La revue glissa à terre et il se leva pour saluer Isabelle qui, se voyant aperçue, avait rapidement fait les quelques pas la séparant du cercle de famille.
Et elle ne songea plus à se poser la question qui la tourmentait la veille et tout à l'heure encore. Comme tous dans cette maison, M. Arlys semblait avoir quelque plaisir à la voir, et elle n'en admirait que davantage cette parfaire bonté qui lui faisait trouver une satisfaction dans la société d'une petite créature ignorante de toutes choses.
La réunion fut particulièrement gaie ce jour-là par suite de la présence d'Alfred. Après une lecture tirée des oeuvres de Bossuet et faite par la voix sympathique de Gabriel, les jeunes gens discutèrent une série de projets pour les jours suivants: parties de pêche, excursions, déjeuners sur l'herbe, même une petite sauterie entre soi dans le cas d'un jour de pluie.
C'étaient là choses inconnues d'Isabelle, et elle demeurait silencieuse, tricotant avec célérité... En levant la tête, elle vit Gabriel qui s'approchait d'elle. Il posa sur un siège le livre que sa main tenait encore et demeura debout, appuyé au tronc d'un noyer.
--En raison des vacances, n'aurez-vous pas la permission d'assister à nos petits divertissements? demanda-t-il avec un évident intérêt.
Isabelle secoua mélancoliquement sa tête blonde.
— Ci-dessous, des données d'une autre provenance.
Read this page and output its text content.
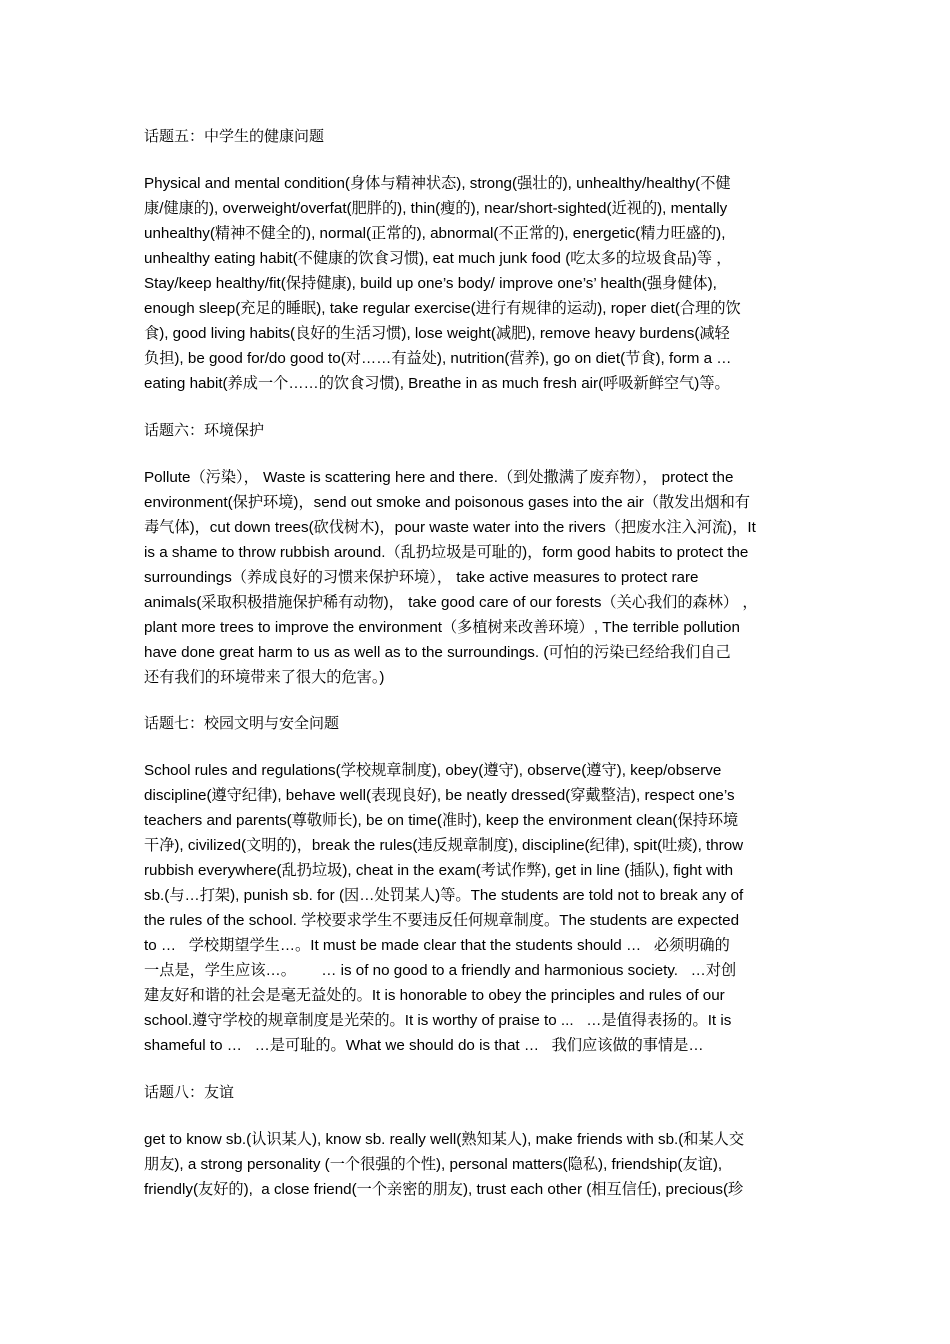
话题五：中学生的健康问题
Physical and mental condition(身体与精神状态), strong(强壮的), unhealthy/healthy(不健
康/健康的), overweight/overfat(肥胖的), thin(瘦的), near/short-sighted(近视的), mentally
unhealthy(精神不健全的), normal(正常的), abnormal(不正常的), energetic(精力旺盛的),
unhealthy eating habit(不健康的饮食习惯), eat much junk food (吃太多的垃圾食品)等 ，
Stay/keep healthy/fit(保持健康), build up one’s body/ improve one’s’ health(强身健体),
enough sleep(充足的睡眠), take regular exercise(进行有规律的运动), roper diet(合理的饮
食), good living habits(良好的生活习惯), lose weight(减肥), remove heavy burdens(减轻
负担), be good for/do good to(对……有益处), nutrition(营养), go on diet(节食), form a …
eating habit(养成一个……的饮食习惯), Breathe in as much fresh air(呼吸新鲜空气)等。
话题六：环境保护
Pollute（污染）， Waste is scattering here and there.（到处撒满了废弃物）， protect the
environment(保护环境)，send out smoke and poisonous gases into the air（散发出烟和有
毒气体)，cut down trees(砍伐树木)，pour waste water into the rivers（把废水注入河流)，It
is a shame to throw rubbish around.（乱扔垃圾是可耻的)，form good habits to protect the
surroundings（养成良好的习惯来保护环境）， take active measures to protect rare
animals(采取积极措施保护稀有动物)， take good care of our forests（关心我们的森林） ，
plant more trees to improve the environment（多植树来改善环境）, The terrible pollution
have done great harm to us as well as to the surroundings. (可怕的污染已经给我们自己
还有我们的环境带来了很大的危害。)
话题七：校园文明与安全问题
School rules and regulations(学校规章制度), obey(遵守), observe(遵守), keep/observe
discipline(遵守纪律), behave well(表现良好), be neatly dressed(穿戴整洁), respect one’s
teachers and parents(尊敬师长), be on time(准时), keep the environment clean(保持环境
干净), civilized(文明的)，break the rules(违反规章制度), discipline(纪律), spit(吐痰), throw
rubbish everywhere(乱扔垃圾), cheat in the exam(考试作弊), get in line (插队), fight with
sb.(与…打架), punish sb. for (因…处罚某人)等。The students are told not to break any of
the rules of the school. 学校要求学生不要违反任何规章制度。The students are expected
to …   学校期望学生…。It must be made clear that the students should …   必须明确的
一点是，学生应该…。      … is of no good to a friendly and harmonious society.   …对创
建友好和谐的社会是毫无益处的。It is honorable to obey the principles and rules of our
school.遵守学校的规章制度是光荣的。It is worthy of praise to ...   …是值得表扬的。It is
shameful to …   …是可耻的。What we should do is that …   我们应该做的事情是…
话题八：友谊
get to know sb.(认识某人), know sb. really well(熟知某人), make friends with sb.(和某人交
朋友), a strong personality (一个很强的个性), personal matters(隐私), friendship(友谊),
friendly(友好的),  a close friend(一个亲密的朋友), trust each other (相互信任), precious(珍
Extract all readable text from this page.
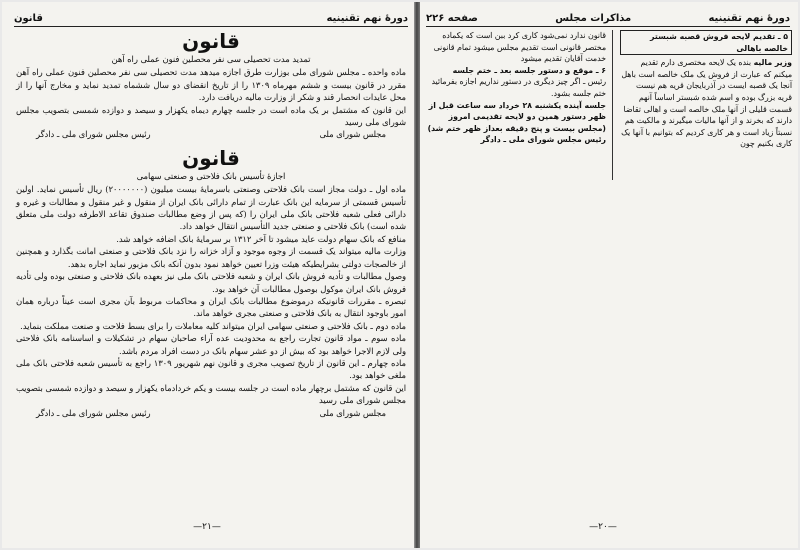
دورهٔ نهم تقنینیه
قانون
قانون
تمدید مدت تحصیلی سی نفر محصلین فنون عملی راه آهن

ماده واحده ـ مجلس شورای ملی بوزارت طرق اجازه میدهد مدت تحصیلی سی نفر محصلین فنون عملی راه آهن مقرر در قانون بیست و ششم مهرماه ۱۳۰۹ را از تاریخ انقضای دو سال ششماه تمدید نماید و مخارج آنها را از محل عایدات انحصار قند و شکر از وزارت مالیه دریافت دارد.

این قانون که مشتمل بر یک ماده است در جلسه چهارم دیماه یکهزار و سیصد و دوازده شمسی بتصویب مجلس شورای ملی رسید

مجلس شورای ملی
رئیس مجلس شورای ملی ـ دادگر
قانون
اجازهٔ تأسیس بانک فلاحتی و صنعتی سهامی

ماده اول ـ دولت مجاز است بانک فلاحتی وصنعتی باسرمایهٔ بیست میلیون (۲۰۰۰۰۰۰۰) ریال تأسیس نماید. اولین تأسیس قسمتی از سرمایه این بانک عبارت از تمام دارائی بانک ایران از منقول و غیر منقول و مطالبات و غیره و دارائی فعلی شعبه فلاحتی بانک ملی ایران را (که پس از وضع مطالبات صندوق تقاعد الاطرفه دولت ملی متعلق شده است) بانک فلاحتی و صنعتی جدید التأسیس انتقال خواهد داد.

منافع که بانک سهام دولت عاید میشود تا آخر ۱۳۱۲ بر سرمایهٔ بانک اضافه خواهد شد.

وزارت مالیه میتواند یک قسمت از وجوه موجود و آزاد خزانه را نزد بانک فلاحتی و صنعتی امانت بگذارد و همچنین از خالصجات دولتی بشرایطیکه هیئت وزرا تعیین خواهد نمود بدون آنکه بانک مزبور نماید اجاره بدهد.

وصول مطالبات و تأدیه فروش بانک ایران و شعبه فلاحتی بانک ملی نیز بعهده بانک فلاحتی و صنعتی بوده ولی تأدیه فروش بانک ایران موکول بوصول مطالبات آن خواهد بود.

تبصره ـ مقررات قانونیکه درموضوع مطالبات بانک ایران و محاکمات مربوط بآن مجری است عیناً درباره همان امور باوجود انتقال به بانک فلاحتی و صنعتی مجری خواهد ماند.

ماده دوم ـ بانک فلاحتی و صنعتی سهامی ایران میتواند کلیه معاملات را برای بسط فلاحت و صنعت مملکت بنماید.

ماده سوم ـ مواد قانون تجارت راجع به محدودیت عده آراء صاحبان سهام در تشکیلات و اساسنامه بانک فلاحتی ولی لازم الاجرا خواهد بود که بیش از دو عشر سهام بانک در دست افراد مردم باشد.

ماده چهارم ـ این قانون از تاریخ تصویب مجری و قانون نهم شهریور ۱۳۰۹ راجع به تأسیس شعبه فلاحتی بانک ملی ملغی خواهد بود.

این قانون که مشتمل برچهار ماده است در جلسه بیست و یکم خردادماه یکهزار و سیصد و دوازده شمسی بتصویب مجلس شورای ملی رسید

مجلس شورای ملی
رئیس مجلس شورای ملی ـ دادگر
— ۲۱ —
دورهٔ نهم تقنینیه
مذاکرات مجلس
صفحه ۲۲۶
۵ ـ تقدیم لایحه فروش قصبه شبستر خالصه باهالی
وزیر مالیه بنده یک لایحه مختصری دارم تقدیم میکنم که عبارت از فروش یک ملک خالصه است باهل آنجا یک قصبه ایست در آذربایجان قریه هم نیست قریه بزرگ بوده و اسم شده شبستر اساساً آنهم قسمت قلیلی از آنها ملک خالصه است و اهالی تقاضا دارند که بخرند و از آنها مالیات میگیرند و مالکیت هم نسبتاً زیاد است و هر کاری کردیم که بتوانیم با آنها یک کاری بکنیم چون
قانون ندارد نمی‌شود کاری کرد ببن است که یکماده مختصر قانونی است تقدیم مجلس میشود تمام قانونی خدمت آقایان تقدیم میشود
۶ ـ موقع و دستور جلسه بعد ـ ختم جلسه
رئیس ـ اگر چیز دیگری در دستور نداریم اجازه بفرمائید ختم جلسه بشود.
جلسه آینده یکشنبه ۲۸ خرداد سه ساعت قبل از ظهر دستور همین دو لایحه تقدیمی امروز
(مجلس بیست و پنج دقیقه بعداز ظهر ختم شد)
رئیس مجلس شورای ملی ـ دادگر
— ۲۰ —
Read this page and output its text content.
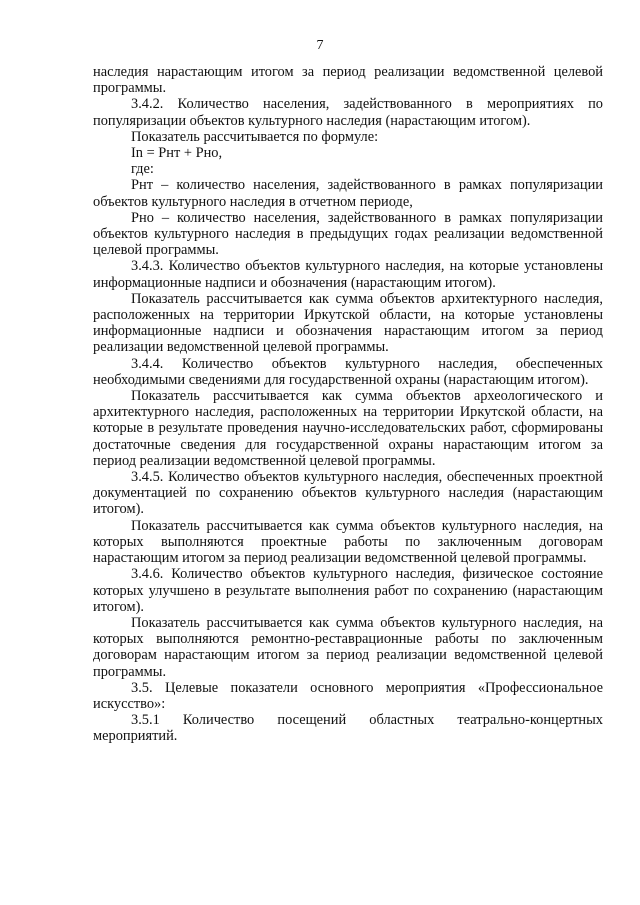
7

наследия нарастающим итогом за период реализации ведомственной целевой программы.

3.4.2. Количество населения, задействованного в мероприятиях по популяризации объектов культурного наследия (нарастающим итогом).

Показатель рассчитывается по формуле:

In = Pнт + Pно,

где:

Рнт – количество населения, задействованного в рамках популяризации объектов культурного наследия в отчетном периоде,

Рно – количество населения, задействованного в рамках популяризации объектов культурного наследия в предыдущих годах реализации ведомственной целевой программы.

3.4.3. Количество объектов культурного наследия, на которые установлены информационные надписи и обозначения (нарастающим итогом).

Показатель рассчитывается как сумма объектов архитектурного наследия, расположенных на территории Иркутской области, на которые установлены информационные надписи и обозначения нарастающим итогом за период реализации ведомственной целевой программы.

3.4.4. Количество объектов культурного наследия, обеспеченных необходимыми сведениями для государственной охраны (нарастающим итогом).

Показатель рассчитывается как сумма объектов археологического и архитектурного наследия, расположенных на территории Иркутской области, на которые в результате проведения научно-исследовательских работ, сформированы достаточные сведения для государственной охраны нарастающим итогом за период реализации ведомственной целевой программы.

3.4.5. Количество объектов культурного наследия, обеспеченных проектной документацией по сохранению объектов культурного наследия (нарастающим итогом).

Показатель рассчитывается как сумма объектов культурного наследия, на которых выполняются проектные работы по заключенным договорам нарастающим итогом за период реализации ведомственной целевой программы.

3.4.6. Количество объектов культурного наследия, физическое состояние которых улучшено в результате выполнения работ по сохранению (нарастающим итогом).

Показатель рассчитывается как сумма объектов культурного наследия, на которых выполняются ремонтно-реставрационные работы по заключенным договорам нарастающим итогом за период реализации ведомственной целевой программы.

3.5. Целевые показатели основного мероприятия «Профессиональное искусство»:

3.5.1 Количество посещений областных театрально-концертных мероприятий.
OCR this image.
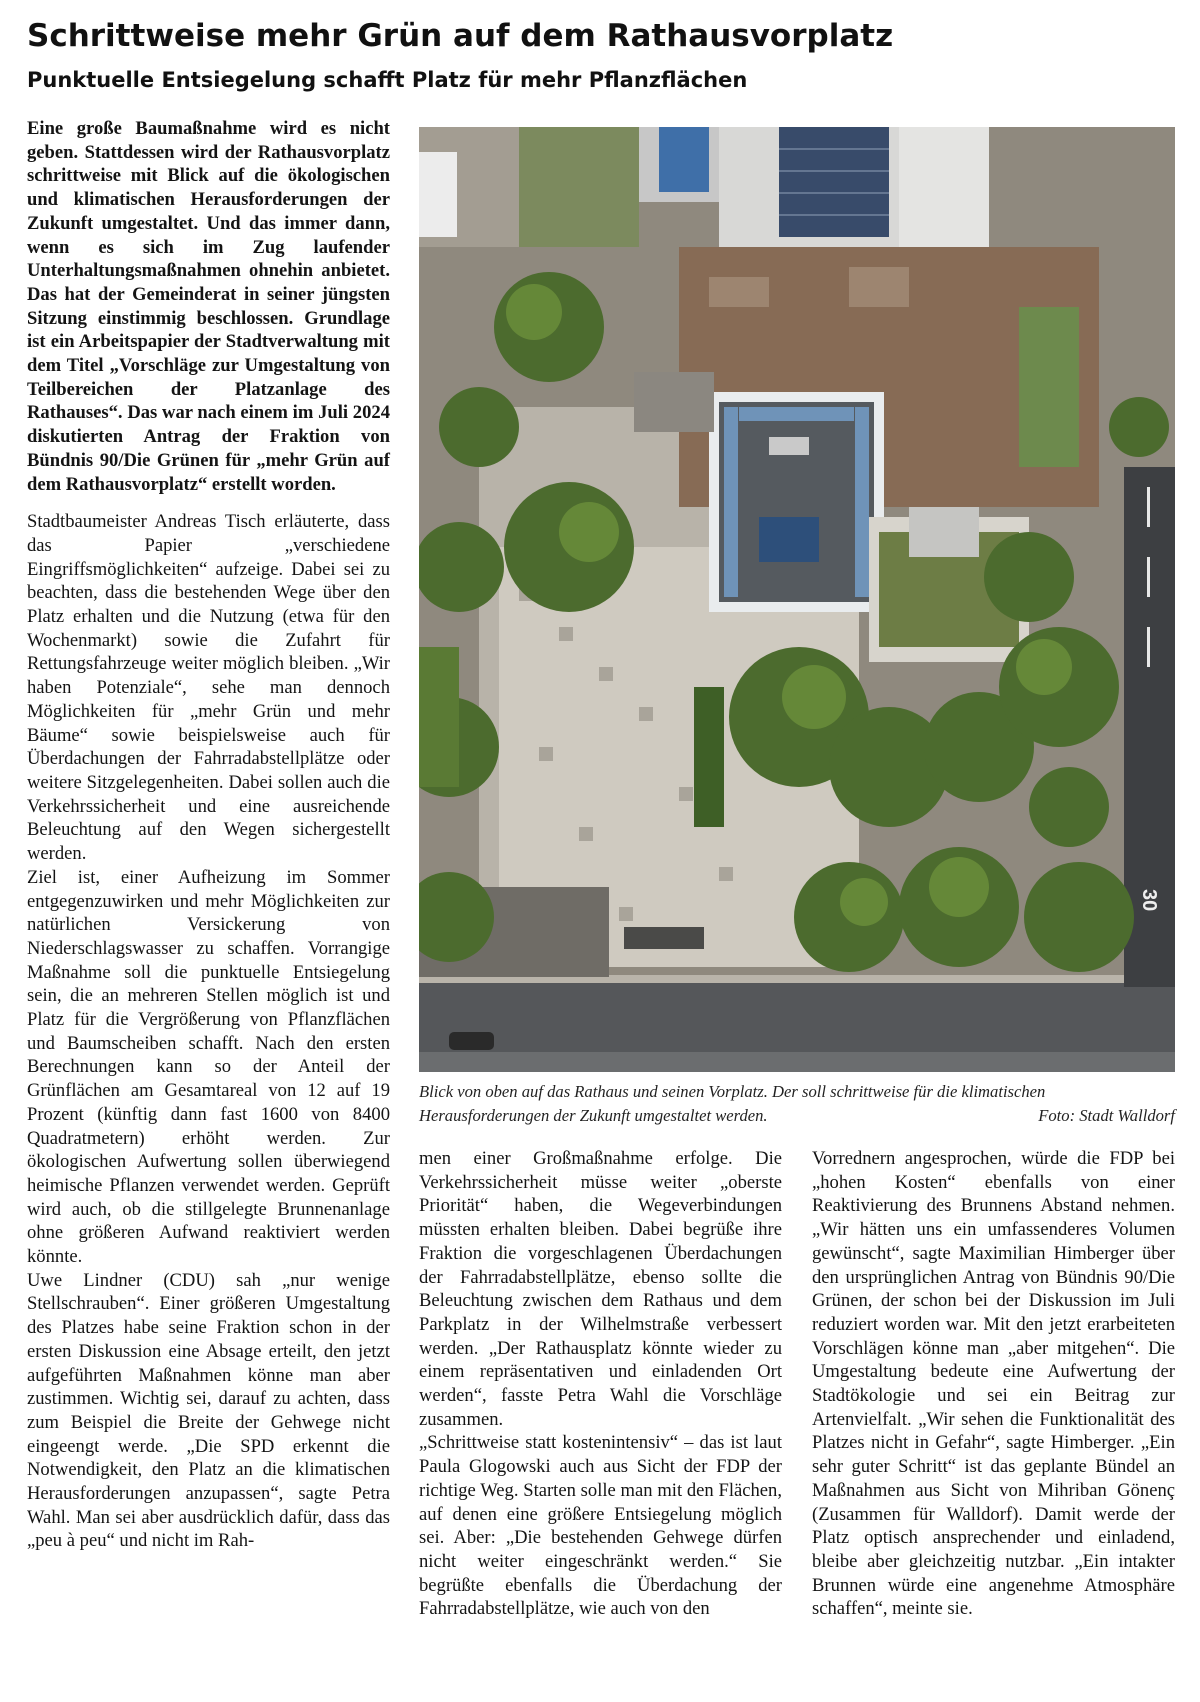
Schrittweise mehr Grün auf dem Rathausvorplatz
Punktuelle Entsiegelung schafft Platz für mehr Pflanzflächen

Eine große Baumaßnahme wird es nicht geben. Stattdessen wird der Rathausvorplatz schrittweise mit Blick auf die ökologischen und klimatischen Herausforderungen der Zukunft umgestaltet. Und das immer dann, wenn es sich im Zug laufender Unterhaltungsmaßnahmen ohnehin anbietet. Das hat der Gemeinderat in seiner jüngsten Sitzung einstimmig beschlossen. Grundlage ist ein Arbeitspapier der Stadtverwaltung mit dem Titel „Vorschläge zur Umgestaltung von Teilbereichen der Platzanlage des Rathauses“. Das war nach einem im Juli 2024 diskutierten Antrag der Fraktion von Bündnis 90/Die Grünen für „mehr Grün auf dem Rathausvorplatz“ erstellt worden.

Stadtbaumeister Andreas Tisch erläuterte, dass das Papier „verschiedene Eingriffsmöglichkeiten“ aufzeige. Dabei sei zu beachten, dass die bestehenden Wege über den Platz erhalten und die Nutzung (etwa für den Wochenmarkt) sowie die Zufahrt für Rettungsfahrzeuge weiter möglich bleiben. „Wir haben Potenziale“, sehe man dennoch Möglichkeiten für „mehr Grün und mehr Bäume“ sowie beispielsweise auch für Überdachungen der Fahrradabstellplätze oder weitere Sitzgelegenheiten. Dabei sollen auch die Verkehrssicherheit und eine ausreichende Beleuchtung auf den Wegen sichergestellt werden.

Ziel ist, einer Aufheizung im Sommer entgegenzuwirken und mehr Möglichkeiten zur natürlichen Versickerung von Niederschlagswasser zu schaffen. Vorrangige Maßnahme soll die punktuelle Entsiegelung sein, die an mehreren Stellen möglich ist und Platz für die Vergrößerung von Pflanzflächen und Baumscheiben schafft. Nach den ersten Berechnungen kann so der Anteil der Grünflächen am Gesamtareal von 12 auf 19 Prozent (künftig dann fast 1600 von 8400 Quadratmetern) erhöht werden. Zur ökologischen Aufwertung sollen überwiegend heimische Pflanzen verwendet werden. Geprüft wird auch, ob die stillgelegte Brunnenanlage ohne größeren Aufwand reaktiviert werden könnte.

Uwe Lindner (CDU) sah „nur wenige Stellschrauben“. Einer größeren Umgestaltung des Platzes habe seine Fraktion schon in der ersten Diskussion eine Absage erteilt, den jetzt aufgeführten Maßnahmen könne man aber zustimmen. Wichtig sei, darauf zu achten, dass zum Beispiel die Breite der Gehwege nicht eingeengt werde. „Die SPD erkennt die Notwendigkeit, den Platz an die klimatischen Herausforderungen anzupassen“, sagte Petra Wahl. Man sei aber ausdrücklich dafür, dass das „peu à peu“ und nicht im Rah-

30

Blick von oben auf das Rathaus und seinen Vorplatz. Der soll schrittweise für die klimatischen Herausforderungen der Zukunft umgestaltet werden.	Foto: Stadt Walldorf

men einer Großmaßnahme erfolge. Die Verkehrssicherheit müsse weiter „oberste Priorität“ haben, die Wegeverbindungen müssten erhalten bleiben. Dabei begrüße ihre Fraktion die vorgeschlagenen Überdachungen der Fahrradabstellplätze, ebenso sollte die Beleuchtung zwischen dem Rathaus und dem Parkplatz in der Wilhelmstraße verbessert werden. „Der Rathausplatz könnte wieder zu einem repräsentativen und einladenden Ort werden“, fasste Petra Wahl die Vorschläge zusammen.

„Schrittweise statt kostenintensiv“ – das ist laut Paula Glogowski auch aus Sicht der FDP der richtige Weg. Starten solle man mit den Flächen, auf denen eine größere Entsiegelung möglich sei. Aber: „Die bestehenden Gehwege dürfen nicht weiter eingeschränkt werden.“ Sie begrüßte ebenfalls die Überdachung der Fahrradabstellplätze, wie auch von den

Vorrednern angesprochen, würde die FDP bei „hohen Kosten“ ebenfalls von einer Reaktivierung des Brunnens Abstand nehmen. „Wir hätten uns ein umfassenderes Volumen gewünscht“, sagte Maximilian Himberger über den ursprünglichen Antrag von Bündnis 90/Die Grünen, der schon bei der Diskussion im Juli reduziert worden war. Mit den jetzt erarbeiteten Vorschlägen könne man „aber mitgehen“. Die Umgestaltung bedeute eine Aufwertung der Stadtökologie und sei ein Beitrag zur Artenvielfalt. „Wir sehen die Funktionalität des Platzes nicht in Gefahr“, sagte Himberger. „Ein sehr guter Schritt“ ist das geplante Bündel an Maßnahmen aus Sicht von Mihriban Gönenç (Zusammen für Walldorf). Damit werde der Platz optisch ansprechender und einladend, bleibe aber gleichzeitig nutzbar. „Ein intakter Brunnen würde eine angenehme Atmosphäre schaffen“, meinte sie.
--Il n'y a pas, il n'y a jamais eu de vacances pour moi, Monsieur. Etant enfant, je demeurais toute l'année à la pension, sans aucune sortie, et le seul changement apporté à mon existence pendant les époques de vacances consistait en une longue et fastidieuse promenade--à peu près quotidienne--en compagnie d'une sous-maîtresse morose, ou, ce qui était pire encore, de la maîtresse elle-même. Il me fallait alors subir d'interminables discours sur l'utilité des sciences ménagères, sur la prépondérance absolue de la raison sur le coeur... Je crois que devrais plutôt dire sur la substitution totale de la raison au coeur... Le reste du temps, j'accomplissais mes travaux ordinaires, rendus singulièrement durs et monotones par l'absence complète d'affection, du moindre encouragement, sans un élan, sans une échappée vers un horizon quelconque. Il faut vivre et non penser, telle était la maxime sans cesse répétée par la maîtresse à qui j'étais confiée... Les études littéraires et artistiques dont s'occupaient mes compagnes m'étaient absolument interdites comme pouvant influer fâcheusement sur mon imagination, et les faits historiques ne me furent présentés que sous un aspect froid et désenchanté qui ne dit jamais rien à mon esprit... Je me considère un peu comme une plante détournée artificiellement de sa voie et pourvue de tant de rudes et solides tuteurs qu'elle se trouve peu à peu étouffée, anéantie, dit-elle d'un ton bas et douloureux en croisant les mains sur son tricot abandonné.
--Pauvre enfant!
Gabriel avait prononcé ces mots avec une émotion indicible qui fit tressaillir Isabelle. Une douce sensation envahit la jeune fille... sans doute la satisfaction de se sentir comprise enfin. Elle reprit machinalement son tricot, tandis que M. Arlys continuait:
--Il est au moins étonnant que cet étrange système d'éducation n'ait pas produit sur vous de plus désastreux effets. Mais, grâce à Dieu, tout est facilement réparable... Rien n'est mort en vous, ni l'esprit, ni le coeur, ni l'âme. Vous pouvez les ranimer si vous le voulez.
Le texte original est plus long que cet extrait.